I don’t yet have a good answer for this. I’ve experimented with various documents, wikis, mindmaps, spreadsheets and databases, and have yet to find a single form of documentation that supports the process of gathering, analysing and synthesising market data such that it can easily and readily be made available to people that need it, when they need it. The key word here being easily. The information exists, and can be communicated on request; it just requires more effort than I would like. 😁

Anyway, a few methods that are worth exploring further are listed below:

  1. Use a table for observations and thoughts, in a spreadsheet or elsewhere - something like the following:
| Distant Past | Recent Past | Current | Future |
|              |             |         |        |
  1. A number of folk like and suggest Wardley Maps. I don’t yet have a strong opinion on this.
  2. Analyse using the PRESTO acronym (Political, Regulatory, Economic, Social/Societal, Technology, Other)
  3. Use other analytical tools, e.g.

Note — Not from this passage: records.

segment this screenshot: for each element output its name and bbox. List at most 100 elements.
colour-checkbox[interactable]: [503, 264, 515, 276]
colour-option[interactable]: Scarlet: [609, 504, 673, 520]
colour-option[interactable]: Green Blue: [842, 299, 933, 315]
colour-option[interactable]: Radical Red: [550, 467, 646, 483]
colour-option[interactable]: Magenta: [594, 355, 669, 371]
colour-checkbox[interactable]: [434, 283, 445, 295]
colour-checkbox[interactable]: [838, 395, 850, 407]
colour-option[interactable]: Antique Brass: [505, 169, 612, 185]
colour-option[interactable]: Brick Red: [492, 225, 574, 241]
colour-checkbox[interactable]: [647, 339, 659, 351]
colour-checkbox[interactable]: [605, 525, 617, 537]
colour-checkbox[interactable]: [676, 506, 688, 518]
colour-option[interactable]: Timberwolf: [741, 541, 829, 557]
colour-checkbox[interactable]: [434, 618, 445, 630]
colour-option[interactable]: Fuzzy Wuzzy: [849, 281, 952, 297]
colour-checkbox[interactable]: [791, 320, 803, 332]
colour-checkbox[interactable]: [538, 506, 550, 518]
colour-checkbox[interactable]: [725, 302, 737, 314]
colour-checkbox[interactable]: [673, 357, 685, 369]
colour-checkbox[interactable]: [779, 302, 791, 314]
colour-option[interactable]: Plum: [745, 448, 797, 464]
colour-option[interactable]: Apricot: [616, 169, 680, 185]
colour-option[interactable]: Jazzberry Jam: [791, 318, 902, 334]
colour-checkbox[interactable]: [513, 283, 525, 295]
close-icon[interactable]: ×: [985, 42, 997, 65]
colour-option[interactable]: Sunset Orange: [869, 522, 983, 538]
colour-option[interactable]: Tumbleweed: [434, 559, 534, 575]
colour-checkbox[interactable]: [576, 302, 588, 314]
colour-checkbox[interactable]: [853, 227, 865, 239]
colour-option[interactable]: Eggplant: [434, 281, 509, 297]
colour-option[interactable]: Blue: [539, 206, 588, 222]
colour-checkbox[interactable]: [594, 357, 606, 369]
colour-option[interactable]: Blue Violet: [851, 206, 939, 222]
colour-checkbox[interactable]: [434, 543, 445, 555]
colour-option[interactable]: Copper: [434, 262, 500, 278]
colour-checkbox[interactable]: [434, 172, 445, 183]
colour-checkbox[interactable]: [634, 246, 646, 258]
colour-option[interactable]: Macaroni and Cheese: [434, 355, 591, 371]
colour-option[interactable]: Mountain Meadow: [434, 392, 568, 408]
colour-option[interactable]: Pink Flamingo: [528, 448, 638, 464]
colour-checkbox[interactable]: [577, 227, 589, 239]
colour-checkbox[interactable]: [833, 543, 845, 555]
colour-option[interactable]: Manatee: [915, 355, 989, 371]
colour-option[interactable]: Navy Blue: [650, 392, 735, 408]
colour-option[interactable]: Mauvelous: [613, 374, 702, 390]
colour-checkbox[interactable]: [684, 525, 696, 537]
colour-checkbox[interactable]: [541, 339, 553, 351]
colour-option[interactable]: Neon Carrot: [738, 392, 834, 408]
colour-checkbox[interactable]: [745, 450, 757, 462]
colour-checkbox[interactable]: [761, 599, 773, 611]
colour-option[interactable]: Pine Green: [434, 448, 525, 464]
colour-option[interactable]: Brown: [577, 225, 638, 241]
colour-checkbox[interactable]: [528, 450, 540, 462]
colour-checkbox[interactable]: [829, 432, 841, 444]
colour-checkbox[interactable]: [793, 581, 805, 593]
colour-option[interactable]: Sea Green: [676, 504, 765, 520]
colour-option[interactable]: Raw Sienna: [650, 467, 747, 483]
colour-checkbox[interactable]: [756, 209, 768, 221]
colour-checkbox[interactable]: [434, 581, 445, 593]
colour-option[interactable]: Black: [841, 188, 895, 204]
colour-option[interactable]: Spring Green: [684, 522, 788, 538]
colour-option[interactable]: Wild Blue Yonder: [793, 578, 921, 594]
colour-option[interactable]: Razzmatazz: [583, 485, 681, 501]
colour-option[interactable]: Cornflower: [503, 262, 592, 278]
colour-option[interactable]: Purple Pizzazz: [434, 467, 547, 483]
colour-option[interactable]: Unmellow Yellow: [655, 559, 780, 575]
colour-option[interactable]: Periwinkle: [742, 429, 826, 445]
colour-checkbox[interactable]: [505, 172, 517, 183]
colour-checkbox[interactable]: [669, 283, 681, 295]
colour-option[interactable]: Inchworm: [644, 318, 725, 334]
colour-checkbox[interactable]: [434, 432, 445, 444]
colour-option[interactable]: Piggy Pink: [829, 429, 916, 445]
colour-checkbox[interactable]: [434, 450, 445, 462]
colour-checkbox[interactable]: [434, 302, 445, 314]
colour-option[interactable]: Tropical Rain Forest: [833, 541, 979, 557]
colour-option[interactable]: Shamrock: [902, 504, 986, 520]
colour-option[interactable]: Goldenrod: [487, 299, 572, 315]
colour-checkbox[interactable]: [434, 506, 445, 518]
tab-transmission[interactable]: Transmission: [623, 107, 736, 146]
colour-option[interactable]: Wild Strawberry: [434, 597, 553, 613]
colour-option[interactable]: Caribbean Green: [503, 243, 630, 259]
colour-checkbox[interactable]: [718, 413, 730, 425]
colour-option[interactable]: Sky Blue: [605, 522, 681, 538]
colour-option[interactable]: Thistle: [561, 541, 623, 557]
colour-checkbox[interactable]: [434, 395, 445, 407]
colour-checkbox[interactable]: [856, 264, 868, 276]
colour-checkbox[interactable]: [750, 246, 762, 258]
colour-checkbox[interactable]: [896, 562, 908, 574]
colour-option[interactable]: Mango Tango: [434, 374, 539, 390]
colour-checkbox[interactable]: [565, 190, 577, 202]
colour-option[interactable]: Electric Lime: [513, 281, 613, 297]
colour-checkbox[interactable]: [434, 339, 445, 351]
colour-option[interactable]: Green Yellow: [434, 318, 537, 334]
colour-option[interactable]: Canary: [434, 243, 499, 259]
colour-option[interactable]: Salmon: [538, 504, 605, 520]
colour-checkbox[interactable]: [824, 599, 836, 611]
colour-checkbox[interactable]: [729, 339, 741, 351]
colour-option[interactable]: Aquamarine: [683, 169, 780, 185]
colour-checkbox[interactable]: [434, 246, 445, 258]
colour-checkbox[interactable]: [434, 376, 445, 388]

Michael Porters Five Forces model
  4. Get somebody else to do it for you (rely on external/contracted analysts)

Mostly I rely on #5 at present, because I don’t have time to do the work myself. If I did, I’d love to explore some of the other approaches some more - and would be very happy to hear from anyone who has explored these or other methods to hear how you’ve got on.

Ultimately once done though, you’re going to need to process whatever signals you’ve uncovered. But that’s an article for another time.